Rather than being a quitter – I would describe myself as curious.  I am endlessly curious.  I want answers to a thousand random questions and I want to dig around in piles of old books seeking the little trivia that will make the pieces of something-that-doesn't-even-really-matter click together.  I love to learn, I love to try things out, I love to stick my hands into just about everything and muddy the water a bit just to watch it churn.
And sure – one of the outcomes of this is that I know just a little bit about a lot of random junk.  I can knit – but not well.  I love to paint, but never mastered it.  I've got a whole collection of cookbooks but would be the first to admit I'd rather order in.  I've worked in a wide variety of industries and settings and in college ended up with almost enough credit hours to have three different minors that had nothing to do with my final degree. 
For years I have used all of that to guilt-trip myself about this difficulty I have with focusing on just one thing and seeing it through.  But in that moment of self-honesty, I saw it all completely differently.  In the hardest moment of my life – at 2am after a whole day without food (and those of you who know me know – I don’t do well without food), tired, in pain, scared and upset – I mustered up everything I had in me and I made something beautiful happen.  I did that.
And what I realize is – I've been doing that for years.  All those times when I dove into something headfirst – that was me, experiencing, learning, loving the moment.  No I never become a master knitter or painter or chef.  But that was never what I WANTED.  I only ever wanted to dip my toes in, learn the basic strokes and let them fill me up and excite me and carry me on to something new.
It's all about perspective and what I know now is that even includes how you look at yourself.  To someone else who might want more than that out of me – I am a quitter.  I'm never going to be master of anything.  But for me, personally, all of those little forays into new things are absolute success stories.  Because a chance to learn, but not to linger, was all I ever wanted for myself.
An interesting lesson to learn as an almost-thirty-year-old woman, that I don’t have to let someone else tell me who or what I am or assign value to my life, such as it is.  A good lesson, albeit a bit late.

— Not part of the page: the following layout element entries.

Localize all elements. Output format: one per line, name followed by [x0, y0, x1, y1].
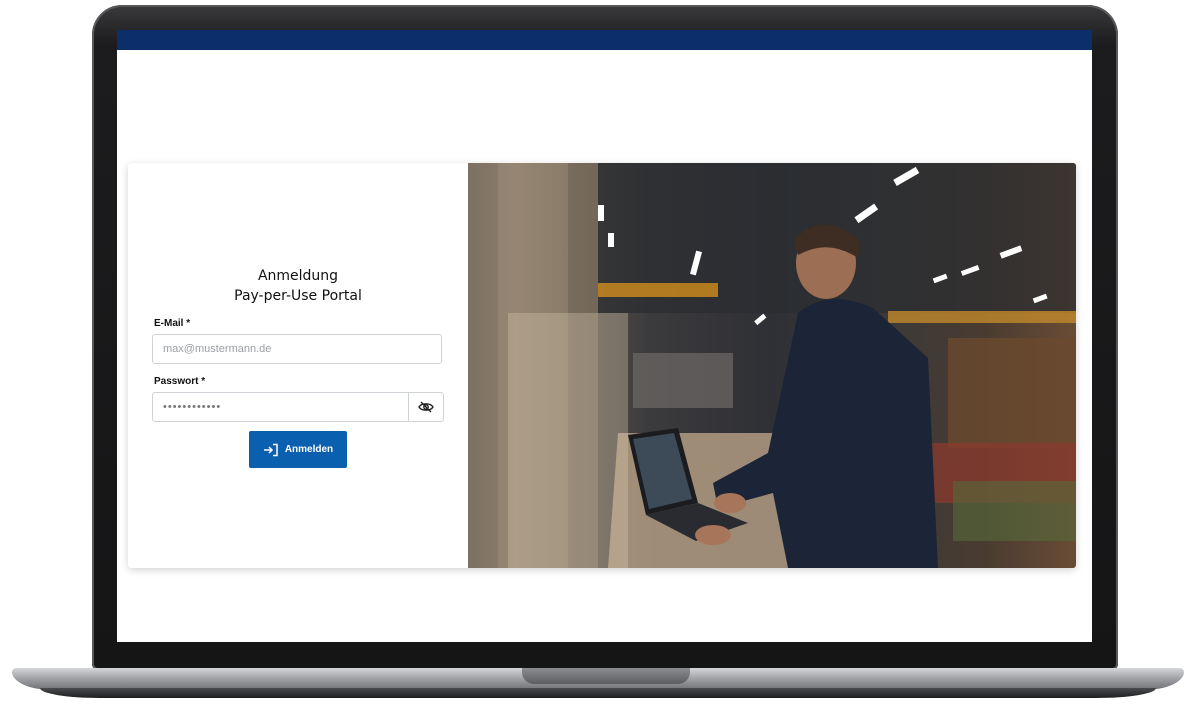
- header-bar: [117, 30, 1092, 50]
- laptop-base-edge: [40, 688, 1156, 698]
- hero-image: [468, 163, 1076, 568]
- laptop-notch: [522, 668, 690, 684]
- laptop-screen: Anmeldung Pay-per-Use Portal E-Mail * Pa…: [117, 30, 1092, 642]
- password-label: Passwort *: [154, 376, 206, 387]
- login-button-label: Anmelden: [284, 444, 334, 455]
- login-form: Anmeldung Pay-per-Use Portal E-Mail * Pa…: [128, 163, 468, 568]
- title-line-1: Anmeldung: [257, 268, 339, 284]
- login-arrow-icon: [263, 443, 278, 456]
- password-field[interactable]: [153, 393, 408, 421]
- email-label: E-Mail *: [154, 318, 191, 329]
- password-field-group: [152, 392, 444, 422]
- eye-slash-icon: [418, 401, 434, 413]
- login-button[interactable]: Anmelden: [249, 431, 347, 468]
- page-title: Anmeldung Pay-per-Use Portal: [128, 266, 468, 306]
- toggle-password-visibility-button[interactable]: [408, 393, 443, 421]
- title-line-2: Pay-per-Use Portal: [234, 288, 362, 304]
- workshop-photo: [468, 163, 1076, 568]
- login-card: Anmeldung Pay-per-Use Portal E-Mail * Pa…: [128, 163, 1076, 568]
- email-field[interactable]: [152, 334, 442, 364]
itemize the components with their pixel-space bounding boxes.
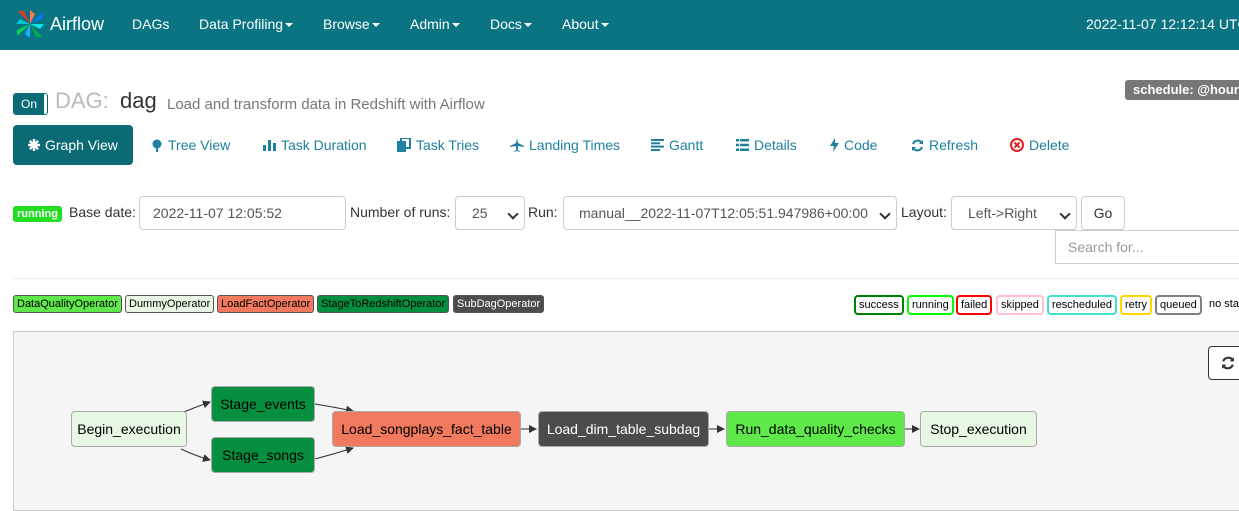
duplicate-icon bbox=[397, 138, 411, 152]
node-stop-execution[interactable]: Stop_execution bbox=[920, 411, 1037, 447]
operator-legend-item: DummyOperator bbox=[125, 295, 215, 313]
dag-prefix: DAG: bbox=[55, 88, 109, 113]
divider bbox=[13, 278, 1239, 279]
dag-description: Load and transform data in Redshift with… bbox=[167, 96, 485, 113]
tab-code[interactable]: Code bbox=[830, 125, 877, 165]
flash-icon bbox=[830, 138, 839, 152]
caret-down-icon bbox=[523, 23, 532, 28]
state-legend-item[interactable]: running bbox=[907, 295, 954, 315]
layout-select[interactable]: Left->Right bbox=[951, 196, 1077, 230]
node-stage-songs[interactable]: Stage_songs bbox=[211, 437, 315, 473]
bar-chart-icon bbox=[263, 140, 276, 151]
refresh-icon bbox=[1222, 356, 1234, 370]
schedule-badge: schedule: @hourly bbox=[1125, 80, 1239, 100]
airflow-logo-icon bbox=[16, 10, 44, 38]
tab-delete[interactable]: Delete bbox=[1010, 125, 1069, 165]
state-legend-item[interactable]: skipped bbox=[996, 295, 1044, 315]
tab-landing-times[interactable]: Landing Times bbox=[510, 125, 620, 165]
edge-begin-stage-songs bbox=[180, 448, 211, 462]
state-legend-item[interactable]: retry bbox=[1120, 295, 1152, 315]
edge-stage-events-load-fact bbox=[314, 403, 354, 414]
edge-stage-songs-load-fact bbox=[314, 446, 354, 460]
tab-graph-view[interactable]: Graph View bbox=[13, 125, 133, 165]
nav-data-profiling[interactable]: Data Profiling bbox=[199, 16, 294, 32]
graph-refresh-button[interactable] bbox=[1208, 346, 1239, 380]
nav-browse[interactable]: Browse bbox=[323, 16, 380, 32]
nav-docs[interactable]: Docs bbox=[490, 16, 532, 32]
go-button[interactable]: Go bbox=[1081, 196, 1125, 230]
remove-circle-icon bbox=[1010, 138, 1024, 152]
caret-down-icon bbox=[451, 23, 460, 28]
node-load-dim-table-subdag[interactable]: Load_dim_table_subdag bbox=[538, 411, 709, 447]
state-legend-item[interactable]: queued bbox=[1155, 295, 1202, 315]
caret-down-icon bbox=[285, 23, 294, 28]
node-stage-events[interactable]: Stage_events bbox=[211, 386, 315, 422]
plane-icon bbox=[510, 138, 524, 152]
state-legend-item[interactable]: failed bbox=[956, 295, 993, 315]
tab-task-duration[interactable]: Task Duration bbox=[263, 125, 367, 165]
tab-details[interactable]: Details bbox=[736, 125, 797, 165]
run-select[interactable]: manual__2022-11-07T12:05:51.947986+00:00 bbox=[563, 196, 897, 230]
dag-name: dag bbox=[120, 88, 157, 113]
tree-icon bbox=[152, 139, 162, 152]
caret-down-icon bbox=[600, 23, 609, 28]
tab-refresh[interactable]: Refresh bbox=[911, 125, 978, 165]
nav-dags[interactable]: DAGs bbox=[132, 16, 169, 32]
refresh-icon bbox=[912, 139, 923, 151]
align-left-icon bbox=[651, 139, 664, 151]
num-runs-label: Number of runs: bbox=[350, 204, 451, 220]
nav-admin[interactable]: Admin bbox=[410, 16, 460, 32]
graph-canvas[interactable]: Begin_execution Stage_events Stage_songs… bbox=[13, 331, 1239, 511]
tab-gantt[interactable]: Gantt bbox=[651, 125, 703, 165]
brand[interactable]: Airflow bbox=[14, 8, 104, 40]
toggle-on-label: On bbox=[14, 94, 44, 114]
search-input[interactable]: Search for... bbox=[1055, 230, 1239, 264]
tab-tree-view[interactable]: Tree View bbox=[151, 125, 230, 165]
state-legend-item[interactable]: rescheduled bbox=[1047, 295, 1117, 315]
brand-name: Airflow bbox=[50, 13, 105, 34]
operator-legend-item: DataQualityOperator bbox=[13, 295, 122, 313]
base-date-input[interactable]: 2022-11-07 12:05:52 bbox=[139, 196, 346, 230]
asterisk-icon bbox=[28, 139, 40, 151]
list-icon bbox=[736, 139, 749, 151]
clock: 2022-11-07 12:12:14 UTC bbox=[1086, 16, 1239, 32]
state-legend-item[interactable]: success bbox=[854, 295, 904, 315]
nav-about[interactable]: About bbox=[562, 16, 609, 32]
num-runs-select[interactable]: 25 bbox=[455, 196, 525, 230]
caret-down-icon bbox=[371, 23, 380, 28]
run-label: Run: bbox=[528, 204, 558, 220]
operator-legend-item: SubDagOperator bbox=[453, 295, 545, 313]
dag-pause-toggle[interactable]: On bbox=[13, 93, 48, 115]
operator-legend-item: LoadFactOperator bbox=[217, 295, 315, 313]
navbar: Airflow DAGs Data Profiling Browse Admin… bbox=[0, 0, 1239, 50]
layout-label: Layout: bbox=[901, 204, 947, 220]
node-run-data-quality-checks[interactable]: Run_data_quality_checks bbox=[726, 411, 905, 447]
operator-legend-item: StageToRedshiftOperator bbox=[317, 295, 450, 313]
dag-run-state-badge: running bbox=[13, 206, 62, 222]
legend-no-status: no status bbox=[1209, 298, 1239, 310]
base-date-label: Base date: bbox=[69, 204, 136, 220]
node-load-songplays-fact-table[interactable]: Load_songplays_fact_table bbox=[332, 411, 521, 447]
tab-task-tries[interactable]: Task Tries bbox=[397, 125, 479, 165]
node-begin-execution[interactable]: Begin_execution bbox=[71, 411, 187, 447]
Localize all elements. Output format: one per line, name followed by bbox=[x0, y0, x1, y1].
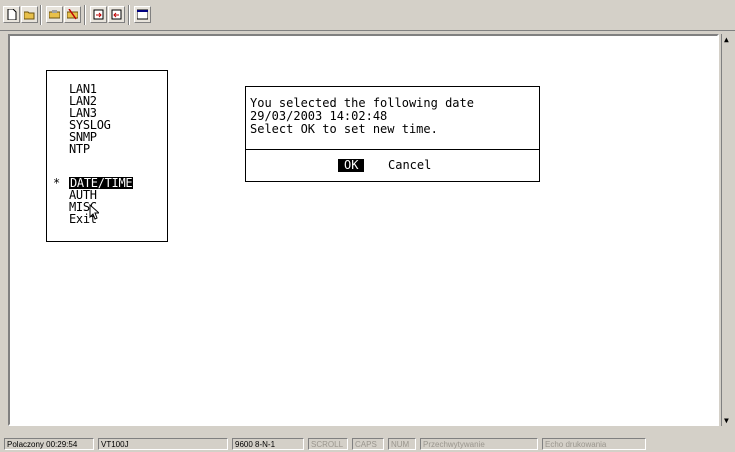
dialog-message-line3: Select OK to set new time. bbox=[250, 122, 438, 136]
ok-button[interactable]: OK bbox=[338, 159, 365, 172]
toolbar bbox=[0, 0, 735, 31]
connect-icon[interactable] bbox=[46, 6, 63, 23]
status-print-echo: Echo drukowania bbox=[542, 438, 646, 450]
toolbar-group-transfer bbox=[90, 6, 125, 24]
status-num: NUM bbox=[388, 438, 416, 450]
cancel-button[interactable]: Cancel bbox=[388, 159, 431, 172]
status-emulation: VT100J bbox=[98, 438, 228, 450]
new-icon[interactable] bbox=[3, 6, 20, 23]
disconnect-icon[interactable] bbox=[64, 6, 81, 23]
menu-item-ntp[interactable]: NTP bbox=[69, 143, 90, 155]
scroll-down-arrow-icon[interactable]: ▼ bbox=[724, 416, 733, 425]
toolbar-group-file bbox=[3, 6, 38, 24]
status-scroll: SCROLL bbox=[308, 438, 348, 450]
menu-selection-marker: * bbox=[53, 176, 61, 190]
receive-icon[interactable] bbox=[108, 6, 125, 23]
toolbar-group-connection bbox=[46, 6, 81, 24]
status-bar: Polaczony 00:29:54 VT100J 9600 8-N-1 SCR… bbox=[0, 437, 735, 452]
mouse-cursor-icon bbox=[89, 204, 99, 220]
status-capture: Przechwytywanie bbox=[420, 438, 538, 450]
toolbar-group-props bbox=[134, 6, 151, 24]
config-menu: * LAN1 LAN2 LAN3 SYSLOG SNMP NTP DATE/TI… bbox=[46, 70, 168, 242]
toolbar-separator bbox=[84, 5, 86, 25]
send-icon[interactable] bbox=[90, 6, 107, 23]
status-caps: CAPS bbox=[352, 438, 384, 450]
vertical-scrollbar[interactable]: ▲ ▼ bbox=[721, 34, 735, 426]
open-icon[interactable] bbox=[21, 6, 38, 23]
status-port-settings: 9600 8-N-1 bbox=[232, 438, 304, 450]
properties-icon[interactable] bbox=[134, 6, 151, 23]
toolbar-separator bbox=[40, 5, 42, 25]
confirm-date-dialog: You selected the following date 29/03/20… bbox=[245, 86, 540, 182]
status-connected-time: Polaczony 00:29:54 bbox=[4, 438, 94, 450]
dialog-divider bbox=[246, 149, 539, 150]
toolbar-separator bbox=[128, 5, 130, 25]
scroll-up-arrow-icon[interactable]: ▲ bbox=[724, 35, 733, 44]
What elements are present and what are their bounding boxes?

So anyway – just a quick synopsis of a couple of the posts that you were denied (spared?) during my absence.  Some of you may be happy to know (others may be disappointed) that I've now added "Blog weekly" to the resolutions list.  Hopefully that'll keep me more accountable to those of you out there who actually care to read what goes here.
And since I know myself well enough to know I work well with bribes, my right to my next learning excursion (rowing lessons at the boathouse downtown) is now tied to my resolution success over the next two months.  So hopefully I can keep it up at least that long!